OSP 125 ANOS

Entre voltas e reviravoltas, uma orquestra de 125 anos

Por Marcelo Batuíra Losso Pedroso | Jornal de Piracicaba
| Tempo de leitura: 10 min
Divulgação

Não são muitas instituições que duram por décadas, mais poucas ainda são aquelas que ultrapassam o século. São criadas, crescem, amadurecem, enfraquecem, se reestruturam, mudam, mas permanecem firmes, sobreviventes de uma história remota que a memória se esforça em não deixar esquecer. Piracicaba é berço de várias instituições centenárias, que a história registrou aqui e ali suas pegadas. Uma orquestra ultrapassar um século é feito raro. E até agora não registrado oficialmente no anais da história do Brasil. Sim, do país mesmo.

A Orquestra Sinfônica de Piracicaba é a orquestra mais antiga do Brasil. Não é a mais antiga em atividade ininterrupta, mas é a mais antiga em registros históricos e que não obstante suas voltas e reviravoltas, suas várias mudanças de nomes, ela permaneceu, como um tênue fio condutor levando música aos ouvidos dos piracicabanos. Em 1920 surge a Orquestra Sinfônica de Ribeirão Preto (SP), em 6 de outubro de 1929 constitui-se a «Sociedade Symphonica Campineira», dando seu primeiro concerto em novembro do mesmo ano. Em julho de 1930 é a vez da Orquestra Sinfônica do Recife, até hoje em atividade e em 1934, cria-se em João Pessoa, na Paraíba, a famosa Orquestra Tabajara, voltada à música jazzística. Impulsionada e adotada pelo jornal O Globo, surge no Rio de Janeiro, em julho de 1940, a icônica Orquestra Sinfônica Brasileira.
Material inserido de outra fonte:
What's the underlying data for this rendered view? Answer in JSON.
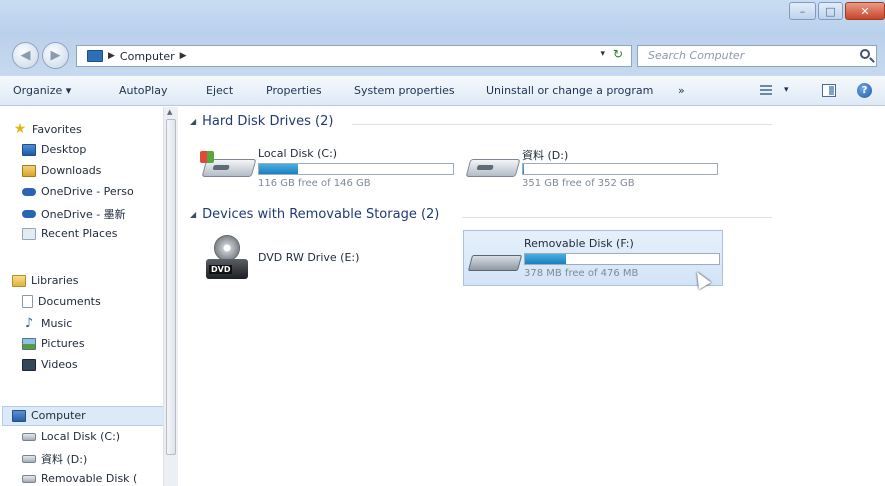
{
  "window": {
    "minimize_glyph": "–",
    "maximize_glyph": "□",
    "close_glyph": "✕"
  },
  "address": {
    "back_glyph": "◀",
    "forward_glyph": "▶",
    "crumb_sep": "▶",
    "location": "Computer",
    "refresh_glyph": "↻",
    "dropdown_glyph": "▾",
    "search_placeholder": "Search Computer"
  },
  "toolbar": {
    "organize": "Organize ▾",
    "autoplay": "AutoPlay",
    "eject": "Eject",
    "properties": "Properties",
    "system_properties": "System properties",
    "uninstall": "Uninstall or change a program",
    "more": "»",
    "view_drop": "▾",
    "help": "?"
  },
  "nav": {
    "favorites": "Favorites",
    "desktop": "Desktop",
    "downloads": "Downloads",
    "onedrive_personal": "OneDrive - Perso",
    "onedrive_other": "OneDrive - 墨新",
    "recent_places": "Recent Places",
    "libraries": "Libraries",
    "documents": "Documents",
    "music": "Music",
    "pictures": "Pictures",
    "videos": "Videos",
    "computer": "Computer",
    "local_disk": "Local Disk (C:)",
    "data_drive": "資料 (D:)",
    "removable_disk": "Removable Disk (",
    "scroll_up": "▲",
    "music_glyph": "♪",
    "star_glyph": "★"
  },
  "groups": {
    "hard_disks": "Hard Disk Drives (2)",
    "removable": "Devices with Removable Storage (2)",
    "arrow": "◢"
  },
  "drives": {
    "c": {
      "name": "Local Disk (C:)",
      "free_text": "116 GB free of 146 GB",
      "used_fraction": 0.2
    },
    "d": {
      "name": "資料 (D:)",
      "free_text": "351 GB free of 352 GB",
      "used_fraction": 0.003
    },
    "e": {
      "name": "DVD RW Drive (E:)",
      "badge": "DVD"
    },
    "f": {
      "name": "Removable Disk (F:)",
      "free_text": "378 MB free of 476 MB",
      "used_fraction": 0.21
    }
  },
  "colors": {
    "accent": "#1c7fbf",
    "selection": "#dce9f7",
    "group_text": "#1e3a73"
  }
}
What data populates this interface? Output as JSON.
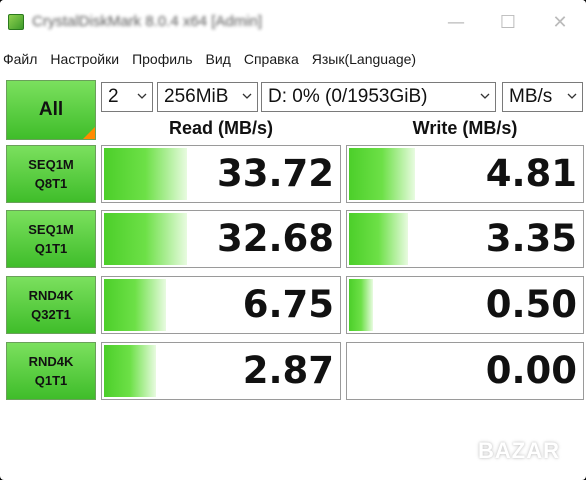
{
  "window": {
    "title": "CrystalDiskMark 8.0.4 x64 [Admin]",
    "controls": {
      "minimize": "—",
      "maximize": "☐",
      "close": "✕"
    }
  },
  "menu": [
    "Файл",
    "Настройки",
    "Профиль",
    "Вид",
    "Справка",
    "Язык(Language)"
  ],
  "toolbar": {
    "all_label": "All",
    "count": "2",
    "size": "256MiB",
    "drive": "D: 0% (0/1953GiB)",
    "unit": "MB/s"
  },
  "headers": {
    "read": "Read (MB/s)",
    "write": "Write (MB/s)"
  },
  "tests": [
    {
      "line1": "SEQ1M",
      "line2": "Q8T1",
      "read": "33.72",
      "write": "4.81",
      "read_fill": 0.35,
      "write_fill": 0.28
    },
    {
      "line1": "SEQ1M",
      "line2": "Q1T1",
      "read": "32.68",
      "write": "3.35",
      "read_fill": 0.35,
      "write_fill": 0.25
    },
    {
      "line1": "RND4K",
      "line2": "Q32T1",
      "read": "6.75",
      "write": "0.50",
      "read_fill": 0.26,
      "write_fill": 0.1
    },
    {
      "line1": "RND4K",
      "line2": "Q1T1",
      "read": "2.87",
      "write": "0.00",
      "read_fill": 0.22,
      "write_fill": 0.0
    }
  ],
  "watermark": "BAZAR",
  "colors": {
    "accent_green": "#4ccf2a",
    "corner_orange": "#ff8a00"
  }
}
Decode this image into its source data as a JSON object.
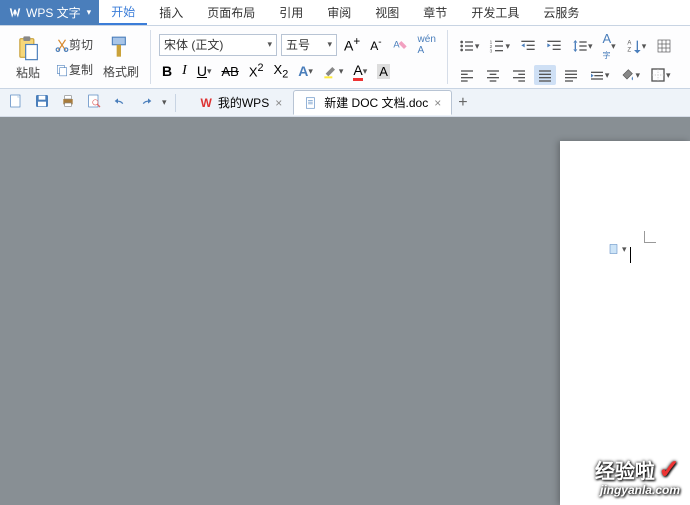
{
  "app": {
    "name": "WPS 文字"
  },
  "menu": {
    "items": [
      "开始",
      "插入",
      "页面布局",
      "引用",
      "审阅",
      "视图",
      "章节",
      "开发工具",
      "云服务"
    ],
    "active_index": 0
  },
  "ribbon": {
    "paste": "粘贴",
    "cut": "剪切",
    "copy": "复制",
    "format_painter": "格式刷",
    "font_name": "宋体 (正文)",
    "font_size": "五号"
  },
  "tabs": {
    "items": [
      {
        "label": "我的WPS",
        "active": false,
        "logo": "W"
      },
      {
        "label": "新建 DOC 文档.doc",
        "active": true,
        "logo": "doc"
      }
    ]
  },
  "watermark": {
    "cn": "经验啦",
    "en": "jingyanla.com",
    "check": "✓"
  }
}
Todas elas disputam o cobiçado título de «orquestra mais antiga do Brasil». Agora vamos acrescentar mais uma a esse seleto grupo brasileiro: a OSP.

Foto abaixo: "Orchestra Lozano" em 1915, regente: Fabiano Lozano

Se a condição de «mais antiga do Brasil» for "em atividade ininterrupta, então as Orquestras Sinfônica de Campinas e Sinfônica do Recife podem levar o troféu. Mas a orquestra que podemos chamar de piracicabana nasceu muito antes dessas outras: no dia 24 de março de 1900, na igreja matriz de Santo Antonio (4 meses antes da fundação do próprio Jornal de Piracicaba). E sabemos disso por um registro no livro «Piracicaba em Quadrinhos», de Leandro Guerrini, no qual cada fato da cidade de Piracicaba foi coletado por ordem cronológica de fonte autêntica. Diz o trecho de 24 de março de 1900:
«Na Matriz de Santo Antônio, foi celebrada missa por alma do velho músico Roque do Prado, mandada rezar pelos seus colegas e amigos. No ato, sob a regência do maestro Lázaro Lozano à grande orquestra, foi executada a marcha-fúnebre ‘Saudades de Almeida Júnior', de Joaquim Miguel Dutra.»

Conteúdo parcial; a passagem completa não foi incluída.